To compete in the energy market, biofuel feedstocks need to be high yielding and carbon neutral or negative. Further, to avoid competition with existing food production systems, these crops will need to be grown on marginal lands with few inputs. Such requirements require the introduction of novel traits to increase resistance to abiotic stress associated with marginal soils and enhanced tolerance to seasonal droughts and heat. The Prenni Lab is part of a large interdisciplinary team that is using a systems approach to dissect complex genotype by environment (G x E) interactions, including the microbiome, in one of the most promising lignocellulosic feedstocks: Sorghum bicolor. Specifically, our group is focused on characterization of the metabolite phenotype of the plant tissue and integration of this data with environmental data (microbiome) and as well as agronomic outcomes. The results of this project will lead to translational strategies for enhancing growth and sustainability of sorghum through improved genetic and microbial adaptations to water and nutrient limited environments.

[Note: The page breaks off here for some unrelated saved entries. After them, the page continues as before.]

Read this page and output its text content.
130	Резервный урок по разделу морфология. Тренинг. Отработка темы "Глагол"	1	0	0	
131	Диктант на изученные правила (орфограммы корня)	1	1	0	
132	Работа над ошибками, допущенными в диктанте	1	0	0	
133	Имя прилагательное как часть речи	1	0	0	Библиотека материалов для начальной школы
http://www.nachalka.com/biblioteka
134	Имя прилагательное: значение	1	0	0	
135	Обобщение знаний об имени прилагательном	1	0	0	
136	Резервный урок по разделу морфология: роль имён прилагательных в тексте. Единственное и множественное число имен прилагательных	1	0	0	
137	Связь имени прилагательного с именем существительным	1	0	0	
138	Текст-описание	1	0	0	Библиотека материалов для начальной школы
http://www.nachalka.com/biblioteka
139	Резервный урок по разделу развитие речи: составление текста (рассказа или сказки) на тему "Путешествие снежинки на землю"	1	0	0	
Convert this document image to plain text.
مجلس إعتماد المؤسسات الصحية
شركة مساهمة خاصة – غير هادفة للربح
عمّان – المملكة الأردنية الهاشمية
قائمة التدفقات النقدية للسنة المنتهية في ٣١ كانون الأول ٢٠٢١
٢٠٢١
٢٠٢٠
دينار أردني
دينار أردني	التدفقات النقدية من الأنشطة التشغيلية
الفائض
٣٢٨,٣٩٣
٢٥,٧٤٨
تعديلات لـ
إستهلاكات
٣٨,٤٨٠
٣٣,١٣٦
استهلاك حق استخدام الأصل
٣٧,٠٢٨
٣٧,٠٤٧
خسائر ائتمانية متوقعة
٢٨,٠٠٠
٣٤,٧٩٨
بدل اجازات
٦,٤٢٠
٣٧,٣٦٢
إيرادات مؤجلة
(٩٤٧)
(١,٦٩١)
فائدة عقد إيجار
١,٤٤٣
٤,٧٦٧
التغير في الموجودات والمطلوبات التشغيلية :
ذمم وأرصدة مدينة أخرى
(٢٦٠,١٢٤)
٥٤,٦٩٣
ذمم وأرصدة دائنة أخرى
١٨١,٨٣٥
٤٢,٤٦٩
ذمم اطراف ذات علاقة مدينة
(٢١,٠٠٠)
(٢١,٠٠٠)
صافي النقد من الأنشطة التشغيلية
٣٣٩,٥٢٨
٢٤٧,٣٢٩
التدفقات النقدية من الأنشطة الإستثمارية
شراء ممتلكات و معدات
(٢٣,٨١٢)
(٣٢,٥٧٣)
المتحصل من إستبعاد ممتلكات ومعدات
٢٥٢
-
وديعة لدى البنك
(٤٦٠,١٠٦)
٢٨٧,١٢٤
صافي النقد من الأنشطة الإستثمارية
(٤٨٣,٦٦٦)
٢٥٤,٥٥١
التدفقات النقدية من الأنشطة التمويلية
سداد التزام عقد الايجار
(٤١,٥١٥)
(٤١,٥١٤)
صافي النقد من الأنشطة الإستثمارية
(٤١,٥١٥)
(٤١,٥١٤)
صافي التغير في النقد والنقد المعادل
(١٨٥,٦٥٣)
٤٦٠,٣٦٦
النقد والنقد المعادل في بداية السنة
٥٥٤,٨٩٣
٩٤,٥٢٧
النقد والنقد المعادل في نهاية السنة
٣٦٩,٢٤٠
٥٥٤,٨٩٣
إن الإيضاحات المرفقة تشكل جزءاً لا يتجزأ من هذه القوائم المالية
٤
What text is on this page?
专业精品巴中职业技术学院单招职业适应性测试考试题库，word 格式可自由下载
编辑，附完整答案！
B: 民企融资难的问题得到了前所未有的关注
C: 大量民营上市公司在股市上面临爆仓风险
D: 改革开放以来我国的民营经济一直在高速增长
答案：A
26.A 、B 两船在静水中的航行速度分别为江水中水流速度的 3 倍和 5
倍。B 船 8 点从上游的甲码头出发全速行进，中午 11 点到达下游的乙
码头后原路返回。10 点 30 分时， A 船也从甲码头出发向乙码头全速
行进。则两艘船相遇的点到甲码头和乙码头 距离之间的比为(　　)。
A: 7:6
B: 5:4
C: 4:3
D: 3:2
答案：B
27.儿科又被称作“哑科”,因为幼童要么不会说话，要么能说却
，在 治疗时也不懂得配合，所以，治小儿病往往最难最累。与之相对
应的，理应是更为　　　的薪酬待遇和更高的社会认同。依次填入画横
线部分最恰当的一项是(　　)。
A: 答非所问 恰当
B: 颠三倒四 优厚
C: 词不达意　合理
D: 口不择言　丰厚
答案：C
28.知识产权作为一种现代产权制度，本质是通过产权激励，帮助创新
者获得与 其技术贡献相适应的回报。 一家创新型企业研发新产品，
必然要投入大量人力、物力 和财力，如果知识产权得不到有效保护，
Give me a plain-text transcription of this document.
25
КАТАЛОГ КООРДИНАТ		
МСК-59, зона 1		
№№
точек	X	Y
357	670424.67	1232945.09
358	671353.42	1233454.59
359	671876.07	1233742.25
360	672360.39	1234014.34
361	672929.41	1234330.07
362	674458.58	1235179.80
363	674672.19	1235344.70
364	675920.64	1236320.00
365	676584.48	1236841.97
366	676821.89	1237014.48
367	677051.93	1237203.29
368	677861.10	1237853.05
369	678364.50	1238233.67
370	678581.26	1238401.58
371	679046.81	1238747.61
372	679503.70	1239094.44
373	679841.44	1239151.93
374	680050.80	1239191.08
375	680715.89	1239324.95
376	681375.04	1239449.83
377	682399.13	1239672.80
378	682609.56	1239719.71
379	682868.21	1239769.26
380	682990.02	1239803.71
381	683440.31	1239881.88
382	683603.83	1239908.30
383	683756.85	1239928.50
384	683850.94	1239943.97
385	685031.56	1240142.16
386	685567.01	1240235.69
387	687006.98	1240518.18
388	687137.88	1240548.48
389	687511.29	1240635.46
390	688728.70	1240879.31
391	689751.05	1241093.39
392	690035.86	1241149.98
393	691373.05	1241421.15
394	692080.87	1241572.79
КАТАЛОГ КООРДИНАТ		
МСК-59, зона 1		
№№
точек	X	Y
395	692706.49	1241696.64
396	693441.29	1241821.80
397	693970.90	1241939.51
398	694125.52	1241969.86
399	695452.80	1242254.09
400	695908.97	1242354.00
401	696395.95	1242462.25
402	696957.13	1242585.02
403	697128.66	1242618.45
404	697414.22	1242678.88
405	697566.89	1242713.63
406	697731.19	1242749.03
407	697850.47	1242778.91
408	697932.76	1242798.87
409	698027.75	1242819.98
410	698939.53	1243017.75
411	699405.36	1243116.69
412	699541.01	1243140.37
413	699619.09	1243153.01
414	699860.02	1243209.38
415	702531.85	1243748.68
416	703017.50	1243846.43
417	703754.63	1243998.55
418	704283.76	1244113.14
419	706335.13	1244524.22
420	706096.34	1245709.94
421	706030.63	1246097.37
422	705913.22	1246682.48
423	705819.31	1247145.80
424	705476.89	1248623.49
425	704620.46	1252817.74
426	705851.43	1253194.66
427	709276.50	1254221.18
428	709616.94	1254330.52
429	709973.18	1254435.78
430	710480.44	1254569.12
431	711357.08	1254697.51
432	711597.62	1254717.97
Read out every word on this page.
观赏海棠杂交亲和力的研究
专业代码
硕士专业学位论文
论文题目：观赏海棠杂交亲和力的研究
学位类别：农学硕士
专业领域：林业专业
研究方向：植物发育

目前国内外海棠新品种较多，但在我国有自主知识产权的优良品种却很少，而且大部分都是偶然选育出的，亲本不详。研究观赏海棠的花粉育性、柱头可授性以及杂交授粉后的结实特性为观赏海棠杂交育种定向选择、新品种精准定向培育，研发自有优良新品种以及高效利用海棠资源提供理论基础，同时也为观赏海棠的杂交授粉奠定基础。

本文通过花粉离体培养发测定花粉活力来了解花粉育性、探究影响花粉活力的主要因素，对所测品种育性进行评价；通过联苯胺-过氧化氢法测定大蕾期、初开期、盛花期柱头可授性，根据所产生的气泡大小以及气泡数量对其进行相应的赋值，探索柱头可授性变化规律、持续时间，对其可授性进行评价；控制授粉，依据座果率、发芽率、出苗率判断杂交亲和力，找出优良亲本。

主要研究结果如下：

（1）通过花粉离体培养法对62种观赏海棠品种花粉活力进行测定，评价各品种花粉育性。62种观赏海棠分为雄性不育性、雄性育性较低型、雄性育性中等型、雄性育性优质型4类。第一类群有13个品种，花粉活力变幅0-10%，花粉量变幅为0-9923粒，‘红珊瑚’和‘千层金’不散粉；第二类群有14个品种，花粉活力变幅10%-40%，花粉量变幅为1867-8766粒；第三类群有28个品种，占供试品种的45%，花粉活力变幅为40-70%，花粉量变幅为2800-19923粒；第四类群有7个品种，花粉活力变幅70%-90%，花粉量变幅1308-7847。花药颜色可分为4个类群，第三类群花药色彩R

Learn more at https://sorghumsysbio.org/
Ambient Ionization Mass Spectrometry
The rapid nature of ambient ionization makes it an attractive technology for applications in food analysis. Specifically, our laboratory is using this approach to generate molecular fingerprints which can be coupled with sensory or other quality metrics to train machine learning algorithms for the creation of robust predictive models. We are currently using two types of ambient mass spectrometry: Rapid Evaoporative Ionization Mass Spectrometry (REIMS) and Direct Analysis in Real Time (DART). As an example, REIMS has been used to generate predictive models for quality attributes in beef and lamb such as tenderness, flavor intensity, production history, and grade.